Economie - Industrie du futur : l'action des régions paie, le numérique au coeur des futurs travaux

Les régions, membres du comité de pilotage du projet "Industrie du futur", ont vu leur engagement auprès des entreprises récompensé puisque plus de 1.200 entreprises ont déjà bénéficié d'un diagnostic. Ce 9 février, Emmanuel Macron et Thierry Mandon ont validé la nouvelle feuille de route technologique du programme, au coeur duquel ils ont consacré le numérique.

Impulsée en avril dernier par François Hollande, le programme "Industrie du futur" affiche une dynamique positive en ce début d'année. Lors de la présentation de la nouvelle feuille de route technologique de l'Alliance [pour l'Industrie du futur] le 9 février 2016, le ministre de l'économie, Emmanuel Macron, et le secrétaire d'Etat chargé de l'enseignement supérieur, Thierry Mandon, ont consacré quatre nouvelles priorités technologiques - fortement orientées vers le numérique. Fabrication additive, cybersécurité, digitalisation de la chaîne de valeur et efficacité énergétique seront ainsi au cœur des travaux pour le premier semestre 2016.
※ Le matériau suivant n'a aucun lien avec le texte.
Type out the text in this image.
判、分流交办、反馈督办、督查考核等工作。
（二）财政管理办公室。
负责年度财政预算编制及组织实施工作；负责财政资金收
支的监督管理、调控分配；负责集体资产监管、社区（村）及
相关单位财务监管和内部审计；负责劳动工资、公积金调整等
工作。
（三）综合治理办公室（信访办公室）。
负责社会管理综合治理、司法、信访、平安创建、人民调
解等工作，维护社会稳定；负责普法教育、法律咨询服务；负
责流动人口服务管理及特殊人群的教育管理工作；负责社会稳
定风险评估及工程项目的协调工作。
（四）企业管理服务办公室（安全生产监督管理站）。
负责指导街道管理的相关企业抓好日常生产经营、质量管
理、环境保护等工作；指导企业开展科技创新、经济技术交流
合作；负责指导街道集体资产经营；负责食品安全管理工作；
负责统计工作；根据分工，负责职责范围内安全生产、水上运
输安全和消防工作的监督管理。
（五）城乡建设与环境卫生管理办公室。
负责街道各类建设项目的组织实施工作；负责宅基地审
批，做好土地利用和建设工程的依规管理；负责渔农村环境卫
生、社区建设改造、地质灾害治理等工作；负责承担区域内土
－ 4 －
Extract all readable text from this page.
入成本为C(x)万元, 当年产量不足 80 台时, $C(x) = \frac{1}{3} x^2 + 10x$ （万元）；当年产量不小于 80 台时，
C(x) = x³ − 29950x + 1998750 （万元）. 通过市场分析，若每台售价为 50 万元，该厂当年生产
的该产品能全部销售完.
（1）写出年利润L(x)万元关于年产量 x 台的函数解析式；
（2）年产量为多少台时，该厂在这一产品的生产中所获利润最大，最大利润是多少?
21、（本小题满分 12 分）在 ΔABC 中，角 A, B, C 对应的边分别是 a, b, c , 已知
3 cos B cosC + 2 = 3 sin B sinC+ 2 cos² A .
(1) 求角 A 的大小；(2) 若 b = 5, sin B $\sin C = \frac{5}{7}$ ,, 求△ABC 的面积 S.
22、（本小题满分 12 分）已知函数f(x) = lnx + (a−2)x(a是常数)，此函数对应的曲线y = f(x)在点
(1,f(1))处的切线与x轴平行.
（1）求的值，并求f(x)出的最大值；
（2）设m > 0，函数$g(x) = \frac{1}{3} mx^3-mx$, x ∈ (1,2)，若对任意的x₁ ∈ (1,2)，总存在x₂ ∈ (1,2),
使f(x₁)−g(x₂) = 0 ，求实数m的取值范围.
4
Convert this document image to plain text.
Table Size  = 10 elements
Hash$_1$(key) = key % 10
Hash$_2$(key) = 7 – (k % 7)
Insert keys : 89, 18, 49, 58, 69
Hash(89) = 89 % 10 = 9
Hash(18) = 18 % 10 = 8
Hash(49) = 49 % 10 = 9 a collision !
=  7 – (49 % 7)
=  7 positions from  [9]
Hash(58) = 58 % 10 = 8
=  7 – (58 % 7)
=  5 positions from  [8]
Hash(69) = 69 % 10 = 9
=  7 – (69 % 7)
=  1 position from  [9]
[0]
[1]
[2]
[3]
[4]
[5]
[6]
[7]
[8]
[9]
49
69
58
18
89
Membre du comité de pilotage, les régions participent à l'effort de modernisation de l'appareil productif en proposant aux PME et aux ETI des diagnostics. A travers ces audits, les entreprises peuvent évaluer leurs besoins (outils de production, innovation dans les processus de travail…) et les orienter dans leurs investissements. Pour ce travail, 200 à 300 experts issus d'un panel sélectionné par les membres des adhérents de l'Alliance ont été formés et sélectionnés. Plus de 1.200 entreprises ont déjà fait la démarche et la barre des 2.000 entreprises, l'objectif initial, devrait être largement dépassée d'ici la fin de l'année. Quant à la formation des salariés, nécessaire à tout processus de modernisation, il constitue le troisième pilier du programme "Industrie du futur", alors que le secteur peinerait à recruter. Pour accroître le nombre de postulants, un portail numérique "Osez industrie" recensera les métiers et les formations existantes et offrira une visibilité sur la vitalité du secteur en termes d'emplois.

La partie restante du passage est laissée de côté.